Понтийское море встретило гостей нескончаемой синей гладью, уходившей далеко за горизонт и лёгким бризом. Чуть далее устья Днепра основные силы поджидал передовой отряд Стемида. Пока Аскольд вёл войско через Днепровские пороги и сражался с печенегами, тот завернул в Корсунь и сжёг несколько ромейских военных кораблей, которые уже стояли гружёные добром и готовые для отправки в Константинополь. Аскольду передали пленного грека – целого гекатонтарха – начальника центурии по имени Никифор. Его центурия высадилась для охраны Корсуня. Впоследствии для расширения владений империи на всю Таврику должны были прибыть дополнительные силы.

После переговоров с византийским стратигом Феодором Дукой Стемиду пришлось всё же оставить город грекам, но с условием выплаты дани и разрешения беспошлинной торговли в городе русскими купцами. Он также вынудил греков отказаться от планов дальнейшего захвата полуострова.

Перед отплытием на Царьград Аскольд со своими советниками решили устроить большой привал, дабы набраться сил перед последним броском. На всякий случай в каждую ладью Аскольд распорядился положить надутые воздухом бурдюки из овечьих шкур. Немногие выполнили его распоряжение, но свою ладью он проверил лично. Пленный грек начертил ему расположение городских стен Царьграда. Через толмача – роль переводчика с успехом освоил Добромир, он выведал примерную численность гарнизона и даже умудрился освоить несколько фраз на греческом языке. Никифор, вымаливая пощаду, был готов на всё что угодно. Добромир – невысокий и коренастый воин, уже лет с двенадцати хаживавший в дальние военные походы в общении, несмотря на суровую военную судьбу, соответствовал своему имени.
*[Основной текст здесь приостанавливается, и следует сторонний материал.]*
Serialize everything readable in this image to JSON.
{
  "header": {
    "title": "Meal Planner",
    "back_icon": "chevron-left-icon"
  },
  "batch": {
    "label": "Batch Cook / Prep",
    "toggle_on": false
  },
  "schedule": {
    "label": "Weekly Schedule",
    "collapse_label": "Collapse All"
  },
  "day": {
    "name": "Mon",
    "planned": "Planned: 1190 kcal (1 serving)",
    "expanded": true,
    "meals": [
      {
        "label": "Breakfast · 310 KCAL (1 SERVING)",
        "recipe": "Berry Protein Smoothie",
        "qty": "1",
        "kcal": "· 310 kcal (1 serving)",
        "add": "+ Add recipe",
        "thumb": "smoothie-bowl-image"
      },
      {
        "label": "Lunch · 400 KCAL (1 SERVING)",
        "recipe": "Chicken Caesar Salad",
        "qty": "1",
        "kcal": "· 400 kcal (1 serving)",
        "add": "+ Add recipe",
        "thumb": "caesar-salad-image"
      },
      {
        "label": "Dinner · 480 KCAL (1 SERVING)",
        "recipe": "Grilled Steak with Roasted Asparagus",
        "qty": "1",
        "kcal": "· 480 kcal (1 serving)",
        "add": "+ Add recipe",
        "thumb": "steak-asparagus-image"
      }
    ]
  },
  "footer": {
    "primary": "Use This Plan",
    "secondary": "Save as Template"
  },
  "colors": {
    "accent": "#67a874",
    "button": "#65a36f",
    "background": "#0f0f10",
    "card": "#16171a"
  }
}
Он успокоил Никифора, поведав, что на Руси пленные через десять лет отпускаются на свободу, а если за него дадут выкуп, то отпустят сразу. Никифор тут же настрочил письмо Дуке.

Добромир послал одного из своих лоцманов с посланием в Корсунь и спустя непродолжительное время грек был уже на свободе.

Вскоре ладьи отчалили и пошли вдоль береговой линии к Царьграду. Шли весело. Ветер был попутный. Большая часть пути была уже позади и до Царьграда оставалось всего несколько вёрст, когда небо над морем вдруг начало хмуриться, облака насупились, точно грозные брови самого Перуна. Морщины волн всё глубже и глубже разрезали ещё недавно ровную голубевшую поверхность.

С противоположной стороны повеяло ветерком, с каждым часом всё более усиливающимся. Небольшие поначалу волны стали принимать форму серо-голубых холмов. Порывы ветра возрастали с каждой минутой и стали достигать неимоверной силы. Хлынул проливной дождь. Яркие вспышки молний разрезали потемневшее небо. Ладьи, словно щепки, взлетали на гребни, чтобы упасть с головокружительной высоты вниз. Море ревело под небесный грохот. Многие паруса были разорваны в клочья или вырваны вместе с мачтами. Молитвы, обращенные к Перуну и славянским Богам, остались без ответа. Не дожидаясь развязки, дружинники прыгали за борт, пытаясь вплавь добраться до берега. Помогали припасённые Аскольдом бурдюки. Но далеко не все смогли воспользоваться этим шансом. Сильное холодное течение обжигало тело и несло вдаль от берега или бросало на прибрежные скалы, а тяжёлые доспехи тянули ко дну. Буквально за несколько минут грозное войско разнесло на многие километры. Большая часть ладей, переломанная в щепки о прибрежные скалы, была выброшена на сушу. Стихия природы имела такую мощь, что человеческая сила перед нею ничего не значила.